Beberapa tahun lalu tepatnya pada hari
Sabtu tanggal 26 Juli 2008, dipagi hari sekitar pukul 7:30 pagi,
beberapa warga di desa Punjulharjo, Kecamatan Rembang, Jawa Tengah
sedang membuat tambak garam. Mereka menggali dengan cara memacul tanah
di daerah pesisir tersebut.
Lokasi berada sekitar 400 meter dari
pantai yang sekarang, yang mungkin dahulunya wilayah situs ini masih
merupakan pinggir pantai. Lalu, secara tidak sengaja mereka, para
penggali tambak garam tersebut menemukan bangkai perahu kuno yang
kemudian wilayah situs itu dikenal dengan nama Situs Kapal Punjulharjo
Dari
hasil identifikasi, jenis kapal berasal dari sekitar abad ke 7 dan 8
setara dengan pembangunan Candi Borobudur.

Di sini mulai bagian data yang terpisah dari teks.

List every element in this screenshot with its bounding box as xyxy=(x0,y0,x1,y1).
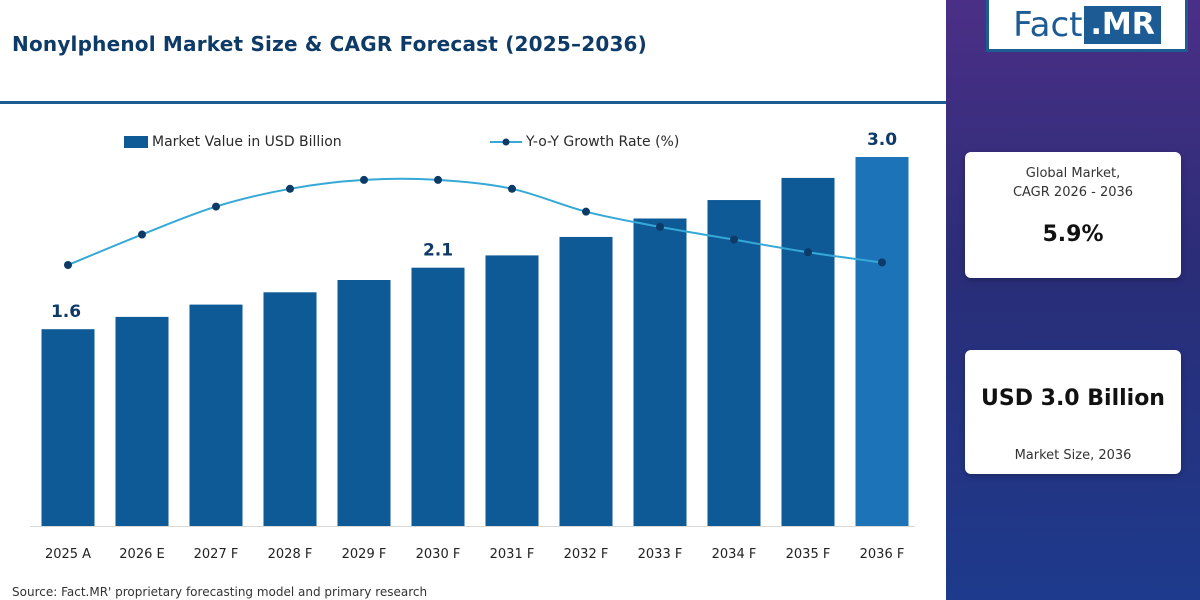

Ini adalah penemuan kapal
kayu yang paling komplit dan bisa jadi yang tertua di Indonesia!
Dan penemuan tersebut terlengkap di Asia
Tenggara karena kondisi kapal tersebut pada lambung bawahnya masih utuh,
dibanding temuan di sejumlah wilayah lain seperti di Sumatera dan juga
di
negara lain seperti di Malaysia dan Filipina.
Perahu Punjulharjo memberi pengetahuan bagaimana teknologi itu digunakan, mulai dari papan-papan yang dilengkapi dengan tambuku yaitu tonjolan pada bagian dalam dengan lubang-lubang untuk mengikat berbentuk kotak.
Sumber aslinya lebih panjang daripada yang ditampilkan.